Members of the MTSU campus community are putting their signatures where their sensibilities lie in saying “no” to sexual assault.
At an Oct. 28 pledge drive at the Student Union, the Interfraternity Council collected promises from 136 people to get off the sidelines and get involved when they see sexual assault happening or about to happen.
Members of fraternities and sororities encouraged students to sign an online personal promise at www.itsonus.org to refuse to be bystanders when they see situations that are or have the potential to become sexual assaults.
A photo booth was available where students had their pictures taken in front of an MTSU “True Blue” backdrop while holding signs that read “It’s on us to look out for someone who has had too much to drink,” “It’s on us to never blame the victim” and other similar statements.
You can watch a video from the event below.
MTSU’s involvement in the “It’s On Us” campaign is part of a national initiative launched in September by President Barack Obama and Vice President Joe Biden.

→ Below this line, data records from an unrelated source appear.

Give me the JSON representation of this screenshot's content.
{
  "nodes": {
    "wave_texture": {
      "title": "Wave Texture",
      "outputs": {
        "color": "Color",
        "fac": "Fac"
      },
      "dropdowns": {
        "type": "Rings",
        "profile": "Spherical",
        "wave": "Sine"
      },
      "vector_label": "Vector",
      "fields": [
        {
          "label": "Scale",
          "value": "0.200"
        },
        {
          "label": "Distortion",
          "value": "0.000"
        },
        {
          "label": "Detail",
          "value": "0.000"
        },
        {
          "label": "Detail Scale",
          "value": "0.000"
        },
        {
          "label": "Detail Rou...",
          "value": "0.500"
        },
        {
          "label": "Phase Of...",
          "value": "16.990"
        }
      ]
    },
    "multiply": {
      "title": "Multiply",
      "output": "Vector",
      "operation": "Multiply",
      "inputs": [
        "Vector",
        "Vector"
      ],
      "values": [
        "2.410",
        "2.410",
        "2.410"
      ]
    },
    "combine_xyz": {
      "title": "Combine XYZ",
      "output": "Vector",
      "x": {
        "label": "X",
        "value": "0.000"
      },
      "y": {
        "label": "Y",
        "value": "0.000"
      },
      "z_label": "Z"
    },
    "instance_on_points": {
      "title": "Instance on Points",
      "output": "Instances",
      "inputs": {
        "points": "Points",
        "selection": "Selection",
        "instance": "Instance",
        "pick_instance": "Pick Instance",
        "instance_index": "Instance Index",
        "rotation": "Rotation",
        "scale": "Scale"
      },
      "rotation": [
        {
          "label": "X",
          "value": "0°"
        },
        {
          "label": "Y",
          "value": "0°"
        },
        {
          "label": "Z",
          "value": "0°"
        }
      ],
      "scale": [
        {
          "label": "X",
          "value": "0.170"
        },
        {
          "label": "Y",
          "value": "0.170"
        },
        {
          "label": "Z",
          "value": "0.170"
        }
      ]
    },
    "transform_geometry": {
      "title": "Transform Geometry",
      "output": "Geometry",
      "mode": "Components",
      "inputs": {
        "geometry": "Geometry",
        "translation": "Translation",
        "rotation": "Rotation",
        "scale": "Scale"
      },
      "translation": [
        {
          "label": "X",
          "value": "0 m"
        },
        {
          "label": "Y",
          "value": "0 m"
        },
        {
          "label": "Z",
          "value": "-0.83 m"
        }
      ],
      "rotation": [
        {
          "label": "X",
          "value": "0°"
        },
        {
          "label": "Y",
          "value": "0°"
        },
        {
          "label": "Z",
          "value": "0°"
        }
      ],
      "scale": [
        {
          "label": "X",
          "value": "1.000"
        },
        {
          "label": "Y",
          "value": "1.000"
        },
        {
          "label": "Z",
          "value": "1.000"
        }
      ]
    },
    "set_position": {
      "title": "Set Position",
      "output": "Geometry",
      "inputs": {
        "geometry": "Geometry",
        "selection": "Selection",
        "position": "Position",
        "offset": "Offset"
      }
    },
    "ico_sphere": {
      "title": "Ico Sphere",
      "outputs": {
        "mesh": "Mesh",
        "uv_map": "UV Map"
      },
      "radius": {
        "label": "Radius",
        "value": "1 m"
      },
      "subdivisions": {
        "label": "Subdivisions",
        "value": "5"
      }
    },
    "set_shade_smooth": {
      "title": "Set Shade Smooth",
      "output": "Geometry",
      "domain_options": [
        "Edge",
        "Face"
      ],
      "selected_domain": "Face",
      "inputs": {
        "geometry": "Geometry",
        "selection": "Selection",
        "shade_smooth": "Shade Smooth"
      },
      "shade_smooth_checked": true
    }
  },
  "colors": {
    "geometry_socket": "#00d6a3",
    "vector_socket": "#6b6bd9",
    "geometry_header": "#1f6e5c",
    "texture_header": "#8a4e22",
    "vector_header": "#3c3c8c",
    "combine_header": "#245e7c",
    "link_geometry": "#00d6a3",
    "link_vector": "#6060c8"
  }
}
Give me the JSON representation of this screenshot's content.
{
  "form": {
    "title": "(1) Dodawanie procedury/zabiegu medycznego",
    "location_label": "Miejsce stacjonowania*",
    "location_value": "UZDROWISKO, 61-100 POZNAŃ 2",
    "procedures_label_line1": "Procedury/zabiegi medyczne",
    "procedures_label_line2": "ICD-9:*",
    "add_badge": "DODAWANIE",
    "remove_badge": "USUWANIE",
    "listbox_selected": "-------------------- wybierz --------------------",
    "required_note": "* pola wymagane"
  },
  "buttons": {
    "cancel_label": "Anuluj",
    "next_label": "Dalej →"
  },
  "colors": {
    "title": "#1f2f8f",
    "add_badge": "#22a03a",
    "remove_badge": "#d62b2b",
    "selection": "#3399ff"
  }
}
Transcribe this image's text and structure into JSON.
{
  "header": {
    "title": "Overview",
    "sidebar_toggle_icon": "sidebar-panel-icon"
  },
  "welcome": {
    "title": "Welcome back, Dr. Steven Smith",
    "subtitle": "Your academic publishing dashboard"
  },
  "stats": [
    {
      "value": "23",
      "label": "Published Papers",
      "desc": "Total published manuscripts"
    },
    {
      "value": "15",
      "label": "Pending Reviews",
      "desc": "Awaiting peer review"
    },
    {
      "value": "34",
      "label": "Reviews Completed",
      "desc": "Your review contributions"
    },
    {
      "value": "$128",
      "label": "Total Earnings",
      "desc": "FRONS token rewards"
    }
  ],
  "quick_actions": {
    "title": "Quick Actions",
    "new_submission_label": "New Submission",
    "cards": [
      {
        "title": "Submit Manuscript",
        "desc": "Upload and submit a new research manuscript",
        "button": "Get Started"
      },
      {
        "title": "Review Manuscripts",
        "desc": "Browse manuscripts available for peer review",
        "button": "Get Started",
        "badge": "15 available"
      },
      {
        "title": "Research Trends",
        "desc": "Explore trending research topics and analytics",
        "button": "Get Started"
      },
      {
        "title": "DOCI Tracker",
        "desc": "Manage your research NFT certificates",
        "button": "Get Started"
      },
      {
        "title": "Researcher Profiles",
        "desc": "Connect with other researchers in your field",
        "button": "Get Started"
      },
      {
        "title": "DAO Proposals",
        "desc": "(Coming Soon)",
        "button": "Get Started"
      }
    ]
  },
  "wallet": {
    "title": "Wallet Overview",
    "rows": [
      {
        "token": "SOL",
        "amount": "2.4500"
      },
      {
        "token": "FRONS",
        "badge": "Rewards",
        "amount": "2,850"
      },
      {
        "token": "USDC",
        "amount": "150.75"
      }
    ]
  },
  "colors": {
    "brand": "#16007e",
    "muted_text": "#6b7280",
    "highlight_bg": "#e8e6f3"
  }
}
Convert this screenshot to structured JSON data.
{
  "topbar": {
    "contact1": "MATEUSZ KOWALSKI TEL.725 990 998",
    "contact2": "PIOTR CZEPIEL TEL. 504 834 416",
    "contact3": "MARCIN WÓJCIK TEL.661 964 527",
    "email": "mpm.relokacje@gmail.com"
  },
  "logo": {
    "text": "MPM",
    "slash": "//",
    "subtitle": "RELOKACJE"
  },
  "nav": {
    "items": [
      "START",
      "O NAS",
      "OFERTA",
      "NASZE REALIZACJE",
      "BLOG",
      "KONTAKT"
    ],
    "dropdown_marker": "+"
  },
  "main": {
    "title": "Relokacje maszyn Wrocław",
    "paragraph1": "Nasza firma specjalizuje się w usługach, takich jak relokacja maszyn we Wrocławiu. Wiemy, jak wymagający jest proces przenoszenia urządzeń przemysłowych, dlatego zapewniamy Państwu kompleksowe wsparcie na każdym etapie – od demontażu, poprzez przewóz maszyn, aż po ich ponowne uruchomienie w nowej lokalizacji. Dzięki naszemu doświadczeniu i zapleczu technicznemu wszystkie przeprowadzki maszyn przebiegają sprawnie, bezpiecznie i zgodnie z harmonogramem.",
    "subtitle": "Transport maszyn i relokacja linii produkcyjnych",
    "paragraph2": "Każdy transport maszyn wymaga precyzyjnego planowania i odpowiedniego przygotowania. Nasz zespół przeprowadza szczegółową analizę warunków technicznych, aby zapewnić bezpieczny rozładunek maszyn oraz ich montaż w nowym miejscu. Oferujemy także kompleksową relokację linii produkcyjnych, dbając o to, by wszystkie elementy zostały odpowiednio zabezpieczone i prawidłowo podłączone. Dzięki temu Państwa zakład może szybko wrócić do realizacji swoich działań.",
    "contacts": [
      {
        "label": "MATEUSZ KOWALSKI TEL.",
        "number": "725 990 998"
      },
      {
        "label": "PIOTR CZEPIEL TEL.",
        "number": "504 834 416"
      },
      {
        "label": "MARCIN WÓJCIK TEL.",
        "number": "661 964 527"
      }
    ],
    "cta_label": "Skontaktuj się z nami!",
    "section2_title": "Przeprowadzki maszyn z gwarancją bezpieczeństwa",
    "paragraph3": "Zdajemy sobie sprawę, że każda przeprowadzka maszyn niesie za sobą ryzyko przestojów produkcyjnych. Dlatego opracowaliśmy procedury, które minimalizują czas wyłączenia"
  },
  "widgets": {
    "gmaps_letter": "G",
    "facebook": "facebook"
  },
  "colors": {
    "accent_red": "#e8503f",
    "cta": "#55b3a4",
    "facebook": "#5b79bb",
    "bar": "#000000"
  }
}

“Its primary purpose is to address sexual assault issues on college campuses and across the nation in general,” said Donald Abels, coordinator of Fraternity and Sorority Life.
The promise reads:
“I pledge to recognize that nonconsensual sex is sexual assault, to identify situations in which sexual assault may occur, to intervene in situations where consent has not or cannot be given, to create an environment in which sexual assault is unacceptable and survivors are supported.”
“It’s a personal commitment to keep men and women safer on campus,” said Mitch Denning, vice president of member development for the Interfraternity Council.
To spread the word, MTSU fraternities and sororities are touting the “It’s On Us” campaign on Facebook, Twitter and Instagram. The Twitter hashtags are #itsonus and #truebluemove.
“We still don’t condemn sexual assault as loudly as we should,” Obama said in announcing the initiative. “We make excuses. We look the other way. The message that sends can have a chilling effect.”
A study published in the “Journal of American College Health” showed 19 percent of undergraduate women experienced an attempted or completed sexual assault since entering college.
Men are also at risk. According to the Centers for Disease Control and Prevention, one in 71 men, or nearly 1.6 million men, have been raped in their lifetimes.
“It’s time for us as men to actually take a stand, to try and show that we’re more than just saying, ‘Hey, I’m True Blue,’” said Josh Hollingsworth, vice president for philanthropy and community service for the Interfraternity Council. “We believe in the words that we speak every day as fraternity men.”